Big Red Marching Band shares music, builds community

Hopkinsville freshman Emily Jeffords listens to the band director during the Big Red Marching Band’s practice before the game on Thursday outside Smith Stadium. Shaban Athuman/HERALD

Brooke Wright

On a Monday afternoon as students are finishing up their classes, the WKU Big Red Marching Band is just preparing for a refresher on its half-time show for mid-week rehearsal. The weather is humid, but that doesn’t stop the members of the BRMB from giving their all as they go over each set of marching drill.

The marching band takes one week before the start of the fall semester to learn the season’s halftime show. During the semester, the students are enrolled in the class where they practice every Monday, Wednesday and Friday for two hours to reinforce the marching drill they learned.

The BRMB is one of the larger communities of students on campus, totaling at around 250 members this season. The marching band is more than just a time filler for halftime at the football games. They cheer on the Toppers to help them reach victory and bring more pep and excitement to the games.

Owensboro senior Cory Burdette, a history and social studies double major, commented on what he loves most about being in the band.

“For me it would have to be the crowd appreciation,” Burdette said. “Whenever we play the Fight Song, they always join in and sing along. I love being in the BRMB. Because of my experiences, I will have memories that I can look back on, and I have made friendships that will last a lifetime.”

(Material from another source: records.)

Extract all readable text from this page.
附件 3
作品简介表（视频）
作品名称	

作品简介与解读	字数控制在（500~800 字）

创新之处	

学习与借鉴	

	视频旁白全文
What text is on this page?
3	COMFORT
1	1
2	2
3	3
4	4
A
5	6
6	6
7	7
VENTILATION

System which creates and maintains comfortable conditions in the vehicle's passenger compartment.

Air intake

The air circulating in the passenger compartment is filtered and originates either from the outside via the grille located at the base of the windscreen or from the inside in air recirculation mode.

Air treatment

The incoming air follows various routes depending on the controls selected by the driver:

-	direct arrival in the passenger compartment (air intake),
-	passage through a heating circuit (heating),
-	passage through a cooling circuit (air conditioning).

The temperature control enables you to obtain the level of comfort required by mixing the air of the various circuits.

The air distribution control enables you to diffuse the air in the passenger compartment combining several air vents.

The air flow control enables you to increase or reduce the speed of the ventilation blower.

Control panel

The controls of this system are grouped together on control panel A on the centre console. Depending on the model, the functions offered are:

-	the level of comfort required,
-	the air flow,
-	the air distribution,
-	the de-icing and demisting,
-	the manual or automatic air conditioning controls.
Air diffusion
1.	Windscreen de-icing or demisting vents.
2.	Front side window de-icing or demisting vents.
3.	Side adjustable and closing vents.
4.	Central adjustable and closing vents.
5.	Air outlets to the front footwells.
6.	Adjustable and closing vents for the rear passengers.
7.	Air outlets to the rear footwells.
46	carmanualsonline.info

The size of the BRMB has grown considerably during the past years. The band is the largest it has been in WKU history. Associate Director of Bands, Jeff Bright, said that 70 percent of the marching band are non-music majors.

“We have over 60 different majors within the group,” Bright said. “I’ve been the associate director of bands here at WKU for 11 years now. My philosophy is marching band should be open to all people who enjoy that activity. We are the most diverse group on campus.”

The band is often seen on Monday, Wednesday and Friday afternoons practicing on South Lawn, or in the football stadium for upcoming games. According to Bright, a lot goes into planning for the week of football festivities.

“I have a checklist for every game,” he said. “I make sure every student has an itinerary for game day at the beginning of the week. We make arrangements for our meal in Fresh Food, and we prepare the video cameras to record the show.”

However, Bright said planning for the weeks ahead is not the hardest part of being associate director of bands.

“Choosing the music for the year is the hardest part,” he said. “If students don’t enjoy the music we’re playing, it makes it harder for them to learn it. I usually send out ideas to students and get a lot of feedback in return.”

This season’s halftime shows are all about dance, including a disco halftime show which will be showcased later in the football season.

Despite all the hard work that goes into preparing for halftime, the students still return the following fall. Tavares, Florida, junior Heather Connolly expressed why she keeps coming back.

“I love the camaraderie between the different groups,” Connolly said. “Being in the band means I will always have a safe place to go when I’m on campus.” 

Moreover, the marching band provides leadership skills that can be valuable for the future. Drum Majors Molly Bell and Dylan Glass noted that being able to conduct the band in front of a large crowd will help them hone their craft for when they become high school band directors.

“I want the chance to make a positive impact on those around me,” Glass said.

The next time you attend a WKU football game and want to get that pretzel during the halftime show, thinking you won’t miss anything, think again. Stay for the musical stylings of the Big Red Marching Band and you might be in for a pleasant surprise.